In un marasma del genere, Trump si ritrova con un ulteriore grattacapo: quello della riforma fiscale. Da mesi è uno dei suoi principali cavalli di battaglia: ha promesso una radicale defiscalizzazione, per le imprese e per i singoli, in pieno stile reaganiano. Una proposta che tuttavia rischia ormai il naufragio. Da una parte alcuni repubblicani non l’hanno mai digerita: soprattutto i cosiddetti “conservatori fiscali” hanno più volte ripetuto che un eccessivo taglio delle tasse altro non comporterebbe se non un aumento smisurato del già cospicuo debito pubblico statunitense.

SENZA RIFORMA SANITARIA È DURA. Dall’altra parte, neanche a dirlo, i democratici accusano costantemente il magnate di voler promuovere una legislazione a esclusivo vantaggio delle classi agiate. Tuttavia, al di là delle polemiche politiche, il progetto fiscale di Trump ha riscontrato anche un altro problema: il fallimento della riforma sanitaria repubblicana.
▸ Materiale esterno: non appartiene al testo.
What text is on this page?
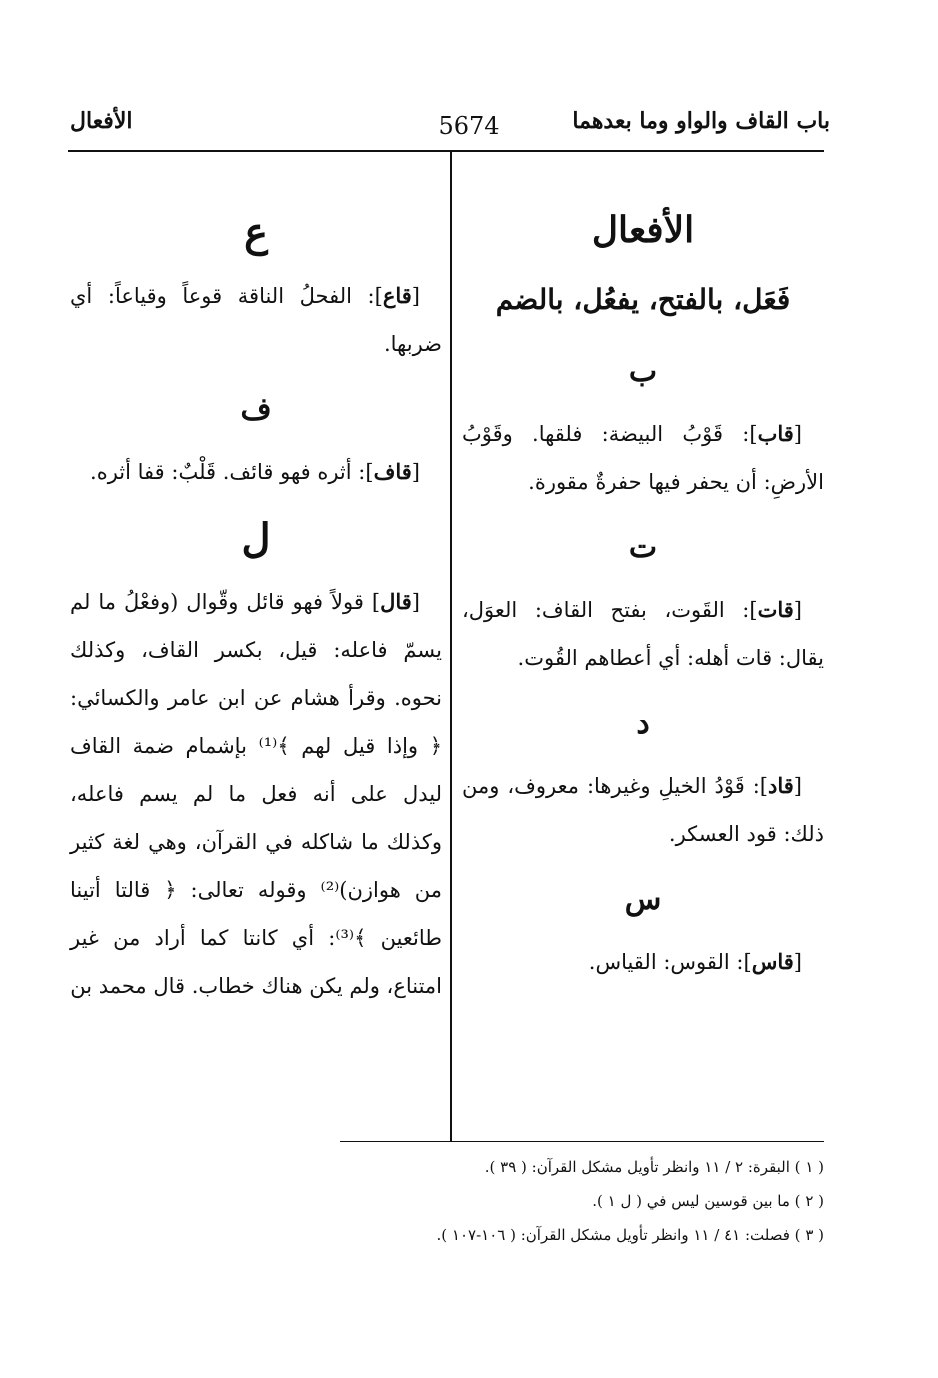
باب القاف والواو وما بعدهما
5674
الأفعال

الأفعال

فَعَل، بالفتح، يفعُل، بالضم

ب

[قاب]: قَوْبُ البيضة: فلقها. وقَوْبُ الأرضِ: أن يحفر فيها حفرةٌ مقورة.

ت

[قات]: القَوت، بفتح القاف: العوَل، يقال: قات أهله: أي أعطاهم القُوت.

د

[قاد]: قَوْدُ الخيلِ وغيرها: معروف، ومن ذلك: قود العسكر.

س

[قاس]: القوس: القياس.

ع

[قاع]: الفحلُ الناقة قوعاً وقياعاً: أي ضربها.

ف

[قاف]: أثره فهو قائف. قَلْبٌ: قفا أثره.

ل

[قال] قولاً فهو قائل وقّوال (وفعْلُ ما لم يسمّ فاعله: قيل، بكسر القاف، وكذلك نحوه. وقرأ هشام عن ابن عامر والكسائي: ﴿ وإذا قيل لهم ﴾⁽¹⁾ بإشمام ضمة القاف ليدل على أنه فعل ما لم يسم فاعله، وكذلك ما شاكله في القرآن، وهي لغة كثير من هوازن)⁽²⁾ وقوله تعالى: ﴿ قالتا أتينا طائعين ﴾⁽³⁾: أي كانتا كما أراد من غير امتناع، ولم يكن هناك خطاب. قال محمد بن

( ١ ) البقرة: ٢ / ١١ وانظر تأويل مشكل القرآن: ( ٣٩ ).

( ٢ ) ما بين قوسين ليس في ( ل ١ ).

( ٣ ) فصلت: ٤١ / ١١ وانظر تأويل مشكل القرآن: ( ١٠٦-١٠٧ ).
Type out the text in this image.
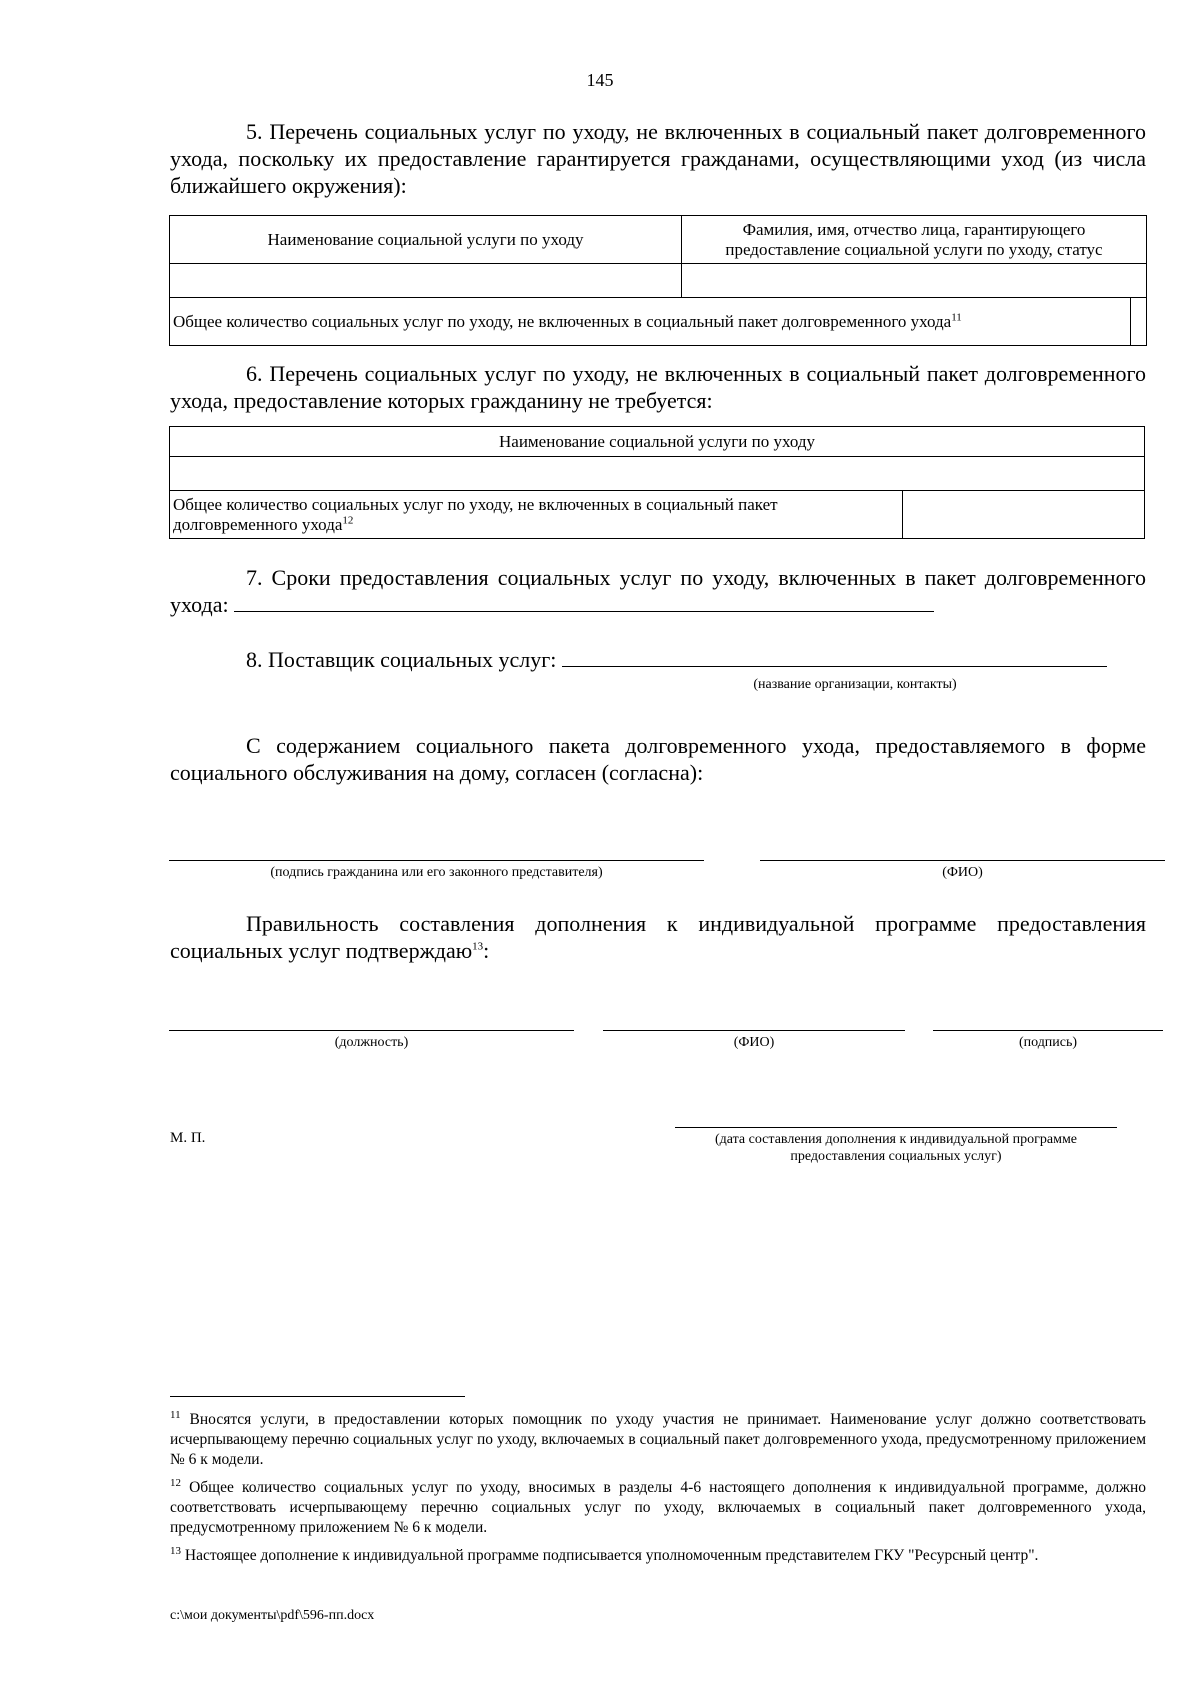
145
5. Перечень социальных услуг по уходу, не включенных в социальный пакет долговременного ухода, поскольку их предоставление гарантируется гражданами, осуществляющими уход (из числа ближайшего окружения):
Наименование социальной услуги по уходу	Фамилия, имя, отчество лица, гарантирующего предоставление социальной услуги по уходу, статус	

Общее количество социальных услуг по уходу, не включенных в социальный пакет долговременного ухода$^{11}$	
6. Перечень социальных услуг по уходу, не включенных в социальный пакет долговременного ухода, предоставление которых гражданину не требуется:
Наименование социальной услуги по уходу

Общее количество социальных услуг по уходу, не включенных в социальный пакет долговременного ухода$^{12}$	
7. Сроки предоставления социальных услуг по уходу, включенных в пакет долговременного ухода:
8. Поставщик социальных услуг:
(название организации, контакты)
С содержанием социального пакета долговременного ухода, предоставляемого в форме социального обслуживания на дому, согласен (согласна):
(подпись гражданина или его законного представителя)	(ФИО)
Правильность составления дополнения к индивидуальной программе предоставления социальных услуг подтверждаю$^{13}$:
(должность)	(ФИО)	(подпись)
М. П.	(дата составления дополнения к индивидуальной программе предоставления социальных услуг)
$^{11}$ Вносятся услуги, в предоставлении которых помощник по уходу участия не принимает. Наименование услуг должно соответствовать исчерпывающему перечню социальных услуг по уходу, включаемых в социальный пакет долговременного ухода, предусмотренному приложением № 6 к модели.
$^{12}$ Общее количество социальных услуг по уходу, вносимых в разделы 4-6 настоящего дополнения к индивидуальной программе, должно соответствовать исчерпывающему перечню социальных услуг по уходу, включаемых в социальный пакет долговременного ухода, предусмотренному приложением № 6 к модели.
$^{13}$ Настоящее дополнение к индивидуальной программе подписывается уполномоченным представителем ГКУ "Ресурсный центр".
c:\мои документы\pdf\596-пп.docx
Nelle intenzioni originarie infatti, lo smantellamento di Obamacare avrebbe dovuto consentire una serie di sforbiciate alla spesa pubblica con lo scopo di fornire le coperture necessarie al taglio delle tasse.

Il punto è che – a causa della fronda repubblicana al Senato – Obamacare è ancora in piedi, con tutte le sue spese e i suoi oneri. Un elemento che sta mettendo seriamente in forse la riforma fiscale. E guarda caso, nonostante gli annunci roboanti, i dettagli del piano non sono stati ancora resi noti. Senza poi contare che, visti i problemi autunnali, il dibattito parlamentare sul fisco rischia di slittare al 2018.

EPPURE HA LE CAMERE IN MANO. Il punto più drammatico è che tutti questi crucci Trump se li ritrova pur avendo entrambe le Camere in mano a quello che – almeno teoricamente – dovrebbe essere il suo partito. Per questo bisogna adesso vedere se il presidente sarà realmente in grado di arrivare a un compromesso con il Congresso. La posta in palio è altissima. E, in due mesi, il presidente potrebbe seriamente giocarsi la rielezione. Oltre che il futuro stesso degli Stati Uniti.